Still air to air systems are less expensive to install than ground pipe, or water based systems so that's why they are more common. Here's one more thought.

As more of Bellingham installs heat pumps, people are likely to opt for air conditioning since it's easy to include with a heat pump system. This might mean more load on the electrical grid, during summer months in Bellingham, as more people will have air conditioning that didn't have it before.

For summer air conditioning, solar is a good fit as during sunny hot days, solar is producing power closer to the times when air conditioning is needed.

I like just contemplating about things in my mind though, admittedly, I'm not an expert at anything.

Wednesday, April 17, 2024

Feuding fundamentalists.

It seems like a lot of wars are related to fundamentalist and intolerant interpretations of religion. Religion can be open minded and tolerant as well, but that's the more "liberal" interpretation of religion.

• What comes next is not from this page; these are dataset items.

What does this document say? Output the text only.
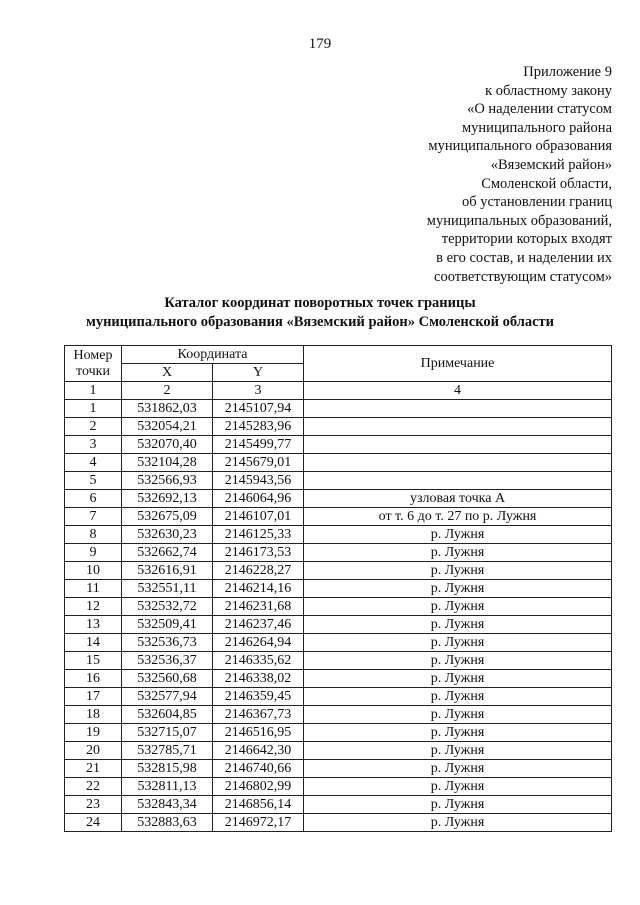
179
Приложение 9
к областному закону
«О наделении статусом
муниципального района
муниципального образования
«Вяземский район»
Смоленской области,
об установлении границ
муниципальных образований,
территории которых входят
в его состав, и наделении их
соответствующим статусом»
Каталог координат поворотных точек границы
муниципального образования «Вяземский район» Смоленской области
Номер точки	Координата		Примечание
	X	Y	
1	2	3	4
1	531862,03	2145107,94	
2	532054,21	2145283,96	
3	532070,40	2145499,77	
4	532104,28	2145679,01	
5	532566,93	2145943,56	
6	532692,13	2146064,96	узловая точка А
7	532675,09	2146107,01	от т. 6 до т. 27 по р. Лужня
8	532630,23	2146125,33	р. Лужня
9	532662,74	2146173,53	р. Лужня
10	532616,91	2146228,27	р. Лужня
11	532551,11	2146214,16	р. Лужня
12	532532,72	2146231,68	р. Лужня
13	532509,41	2146237,46	р. Лужня
14	532536,73	2146264,94	р. Лужня
15	532536,37	2146335,62	р. Лужня
16	532560,68	2146338,02	р. Лужня
17	532577,94	2146359,45	р. Лужня
18	532604,85	2146367,73	р. Лужня
19	532715,07	2146516,95	р. Лужня
20	532785,71	2146642,30	р. Лужня
21	532815,98	2146740,66	р. Лужня
22	532811,13	2146802,99	р. Лужня
23	532843,34	2146856,14	р. Лужня
24	532883,63	2146972,17	р. Лужня
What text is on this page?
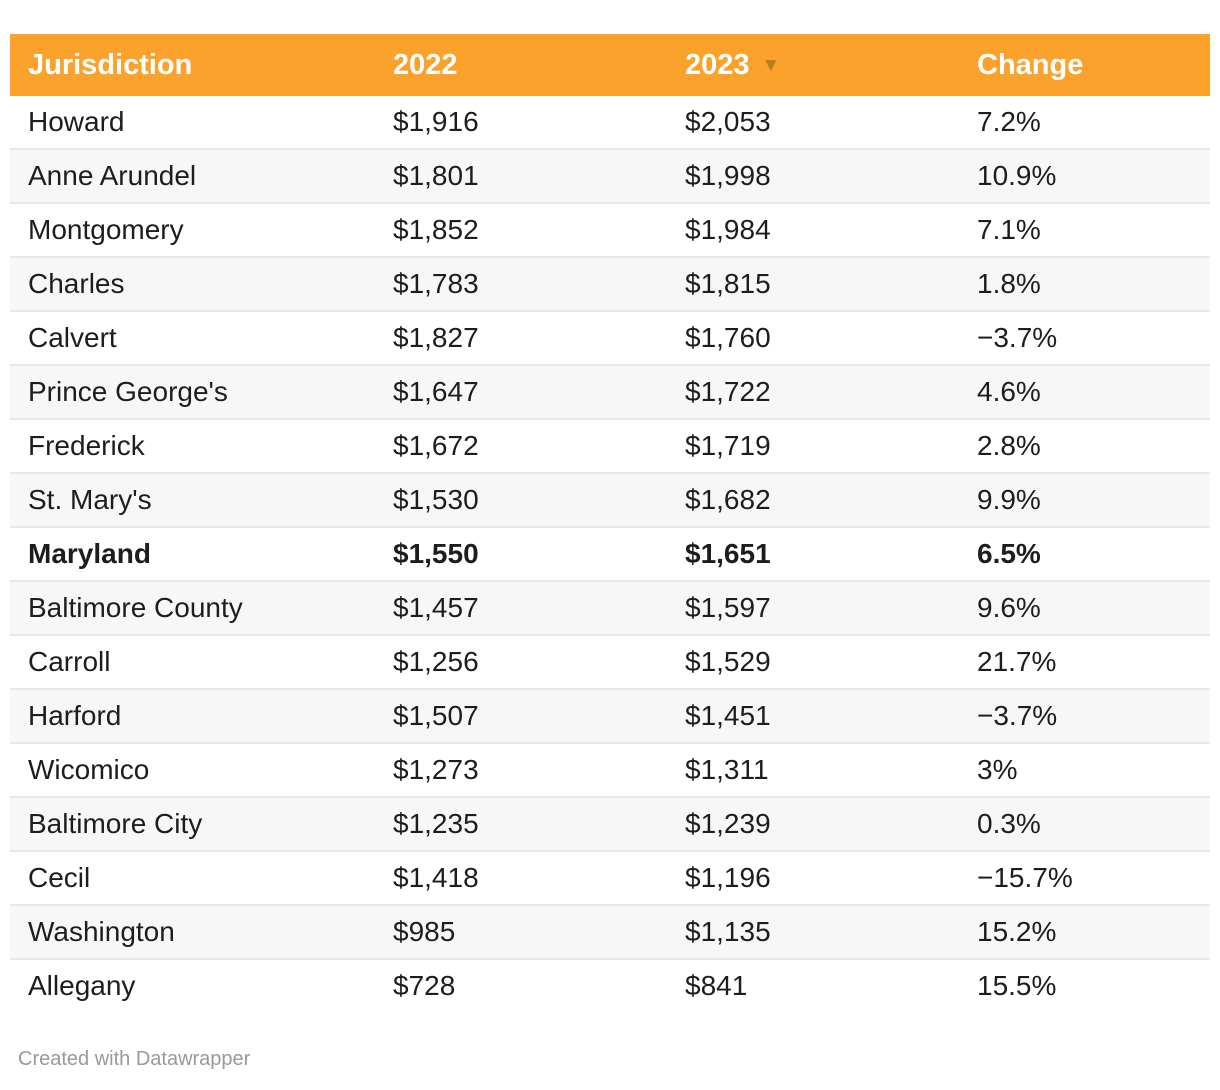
Jurisdiction	2022	2023 ▼	Change
Howard	$1,916	$2,053	7.2%
Anne Arundel	$1,801	$1,998	10.9%
Montgomery	$1,852	$1,984	7.1%
Charles	$1,783	$1,815	1.8%
Calvert	$1,827	$1,760	−3.7%
Prince George's	$1,647	$1,722	4.6%
Frederick	$1,672	$1,719	2.8%
St. Mary's	$1,530	$1,682	9.9%
Maryland	$1,550	$1,651	6.5%
Baltimore County	$1,457	$1,597	9.6%
Carroll	$1,256	$1,529	21.7%
Harford	$1,507	$1,451	−3.7%
Wicomico	$1,273	$1,311	3%
Baltimore City	$1,235	$1,239	0.3%
Cecil	$1,418	$1,196	−15.7%
Washington	$985	$1,135	15.2%
Allegany	$728	$841	15.5%
Created with Datawrapper
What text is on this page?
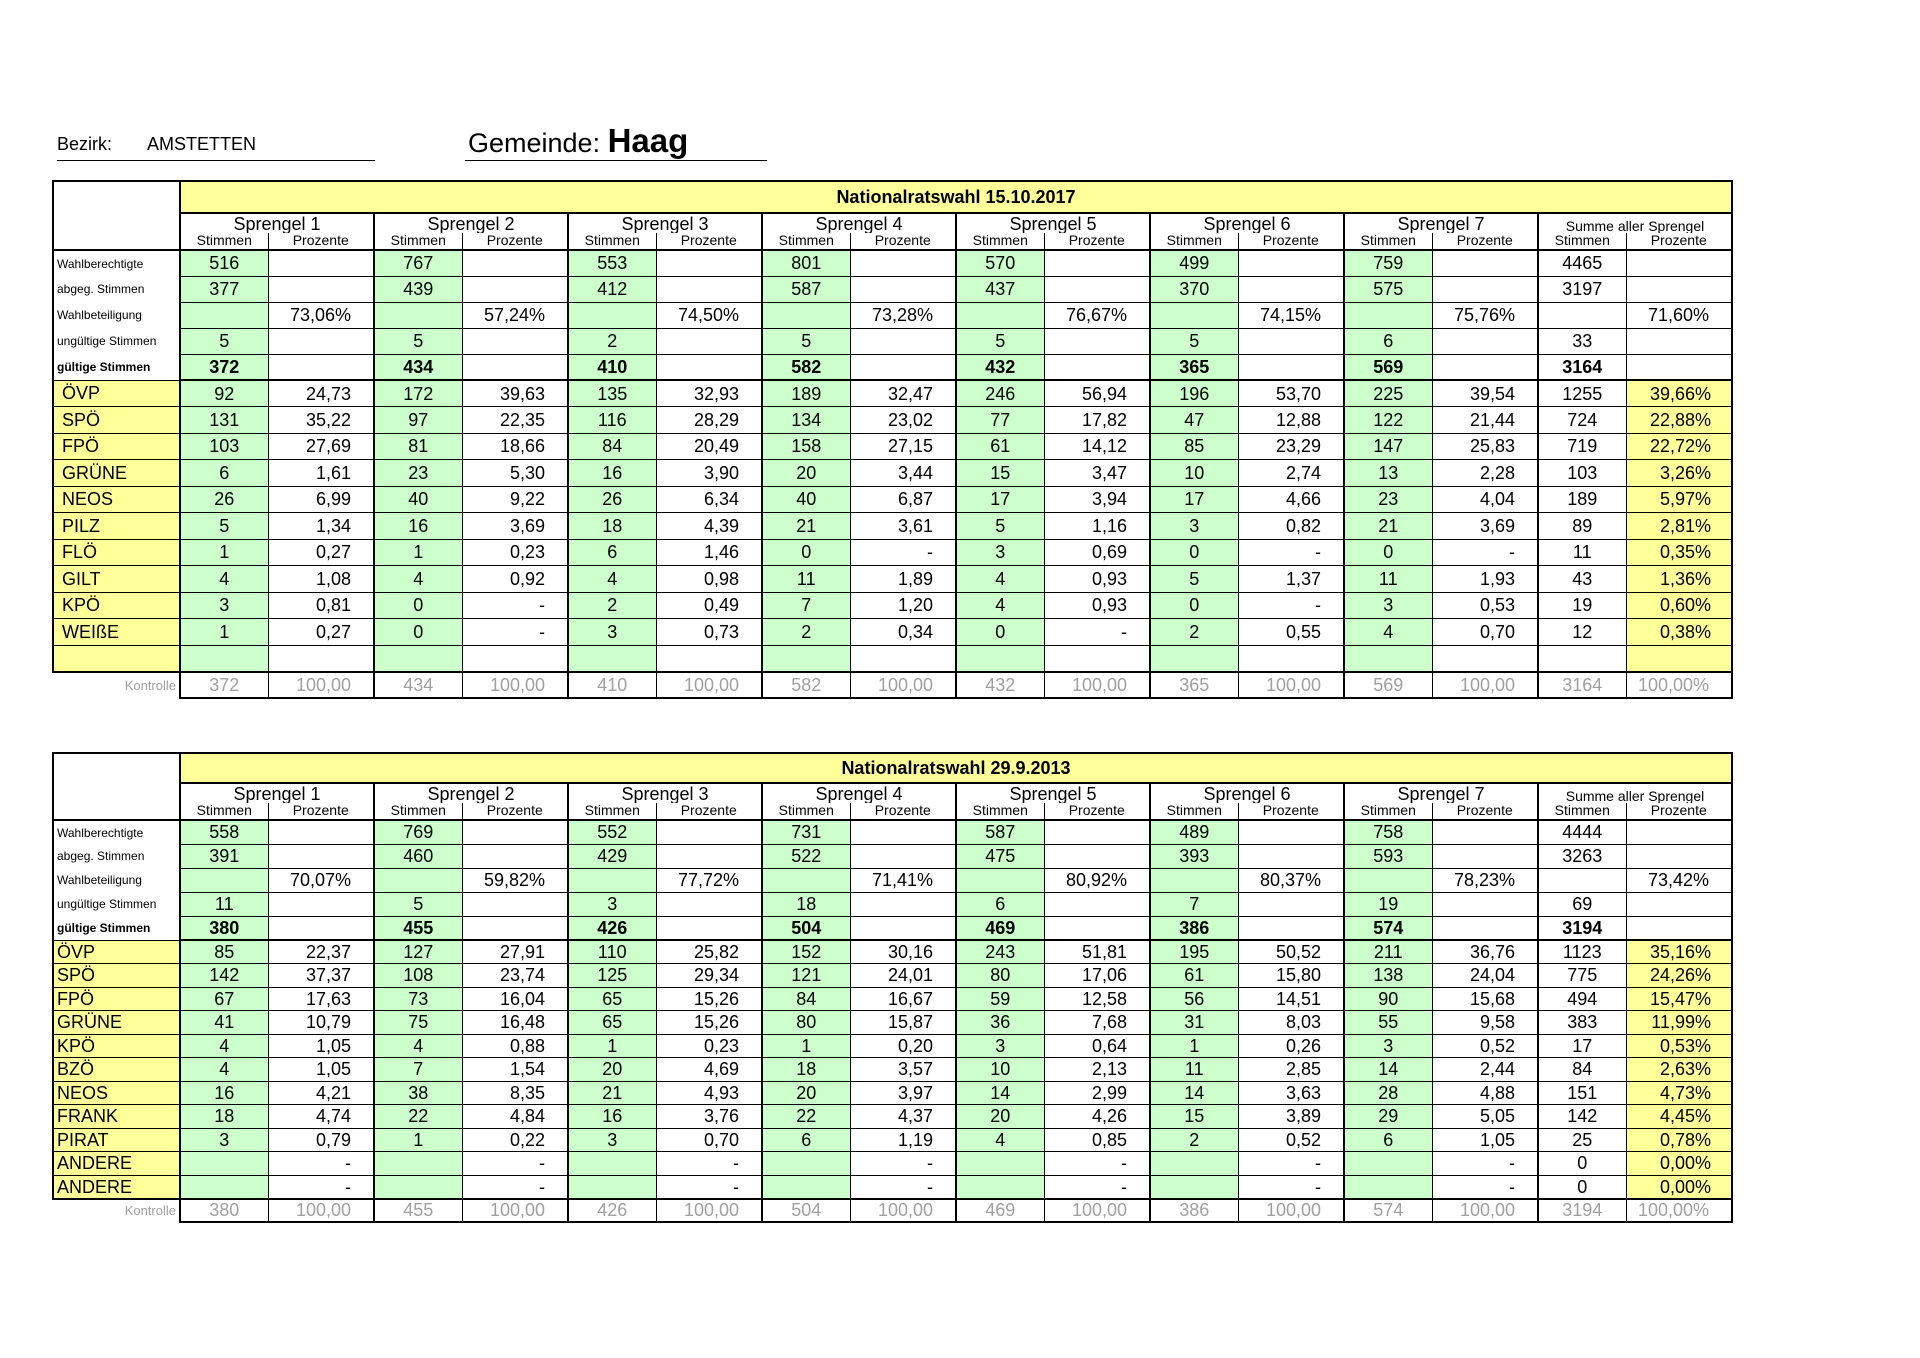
Bezirk: AMSTETTEN	Gemeinde: Haag
	Nationalratswahl 15.10.2017															
	Sprengel 1		Sprengel 2		Sprengel 3		Sprengel 4		Sprengel 5		Sprengel 6		Sprengel 7		Summe aller Sprengel	
	Stimmen	Prozente	Stimmen	Prozente	Stimmen	Prozente	Stimmen	Prozente	Stimmen	Prozente	Stimmen	Prozente	Stimmen	Prozente	Stimmen	Prozente
Wahlberechtigte	516		767		553		801		570		499		759		4465	
abgeg. Stimmen	377		439		412		587		437		370		575		3197	
Wahlbeteiligung		73,06%		57,24%		74,50%		73,28%		76,67%		74,15%		75,76%		71,60%
ungültige Stimmen	5		5		2		5		5		5		6		33	
gültige Stimmen	372		434		410		582		432		365		569		3164	
ÖVP	92	24,73	172	39,63	135	32,93	189	32,47	246	56,94	196	53,70	225	39,54	1255	39,66%
SPÖ	131	35,22	97	22,35	116	28,29	134	23,02	77	17,82	47	12,88	122	21,44	724	22,88%
FPÖ	103	27,69	81	18,66	84	20,49	158	27,15	61	14,12	85	23,29	147	25,83	719	22,72%
GRÜNE	6	1,61	23	5,30	16	3,90	20	3,44	15	3,47	10	2,74	13	2,28	103	3,26%
NEOS	26	6,99	40	9,22	26	6,34	40	6,87	17	3,94	17	4,66	23	4,04	189	5,97%
PILZ	5	1,34	16	3,69	18	4,39	21	3,61	5	1,16	3	0,82	21	3,69	89	2,81%
FLÖ	1	0,27	1	0,23	6	1,46	0	-	3	0,69	0	-	0	-	11	0,35%
GILT	4	1,08	4	0,92	4	0,98	11	1,89	4	0,93	5	1,37	11	1,93	43	1,36%
KPÖ	3	0,81	0	-	2	0,49	7	1,20	4	0,93	0	-	3	0,53	19	0,60%
WEIßE	1	0,27	0	-	3	0,73	2	0,34	0	-	2	0,55	4	0,70	12	0,38%

Kontrolle	372	100,00	434	100,00	410	100,00	582	100,00	432	100,00	365	100,00	569	100,00	3164	100,00%
	Nationalratswahl 29.9.2013															
	Sprengel 1		Sprengel 2		Sprengel 3		Sprengel 4		Sprengel 5		Sprengel 6		Sprengel 7		Summe aller Sprengel	
	Stimmen	Prozente	Stimmen	Prozente	Stimmen	Prozente	Stimmen	Prozente	Stimmen	Prozente	Stimmen	Prozente	Stimmen	Prozente	Stimmen	Prozente
Wahlberechtigte	558		769		552		731		587		489		758		4444	
abgeg. Stimmen	391		460		429		522		475		393		593		3263	
Wahlbeteiligung		70,07%		59,82%		77,72%		71,41%		80,92%		80,37%		78,23%		73,42%
ungültige Stimmen	11		5		3		18		6		7		19		69	
gültige Stimmen	380		455		426		504		469		386		574		3194	
ÖVP	85	22,37	127	27,91	110	25,82	152	30,16	243	51,81	195	50,52	211	36,76	1123	35,16%
SPÖ	142	37,37	108	23,74	125	29,34	121	24,01	80	17,06	61	15,80	138	24,04	775	24,26%
FPÖ	67	17,63	73	16,04	65	15,26	84	16,67	59	12,58	56	14,51	90	15,68	494	15,47%
GRÜNE	41	10,79	75	16,48	65	15,26	80	15,87	36	7,68	31	8,03	55	9,58	383	11,99%
KPÖ	4	1,05	4	0,88	1	0,23	1	0,20	3	0,64	1	0,26	3	0,52	17	0,53%
BZÖ	4	1,05	7	1,54	20	4,69	18	3,57	10	2,13	11	2,85	14	2,44	84	2,63%
NEOS	16	4,21	38	8,35	21	4,93	20	3,97	14	2,99	14	3,63	28	4,88	151	4,73%
FRANK	18	4,74	22	4,84	16	3,76	22	4,37	20	4,26	15	3,89	29	5,05	142	4,45%
PIRAT	3	0,79	1	0,22	3	0,70	6	1,19	4	0,85	2	0,52	6	1,05	25	0,78%
ANDERE		-		-		-		-		-		-		-	0	0,00%
ANDERE		-		-		-		-		-		-		-	0	0,00%
Kontrolle	380	100,00	455	100,00	426	100,00	504	100,00	469	100,00	386	100,00	574	100,00	3194	100,00%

Having said that, I am glad that the Iron shields worked to stop those missiles and drones, from Iran, before they blew up civilians. Israel has also taken a turn toward more conservatism with the current prime minister which has worried me, but technology that defensively prevents killing is good; at least from what I gather in the news. Admittedly I only see part of the story, of course.

Natural gas is often still a backup for alternative energy.

Some folks say that solar power is not that good on the grid since it's hard to store for when the sun isn't shining. Batteries are a bit difficult, but on the grid natural gas is often used as a backup.

Yes, natural gas isn't necessarily evil. It's often used as a backup for solar and wind farms when the sun isn't shining or the wind isn't blowing.

We are using at least less fossil fuels when the sun is shining. Natural gas is often used as a backup fuel and of course people still are burning lots of fossil fuels driving cars, heating homes and using electricity, these days, anyway.

Here in the northwest, hydropower is a good backup to green energy as well and batteries are getting better.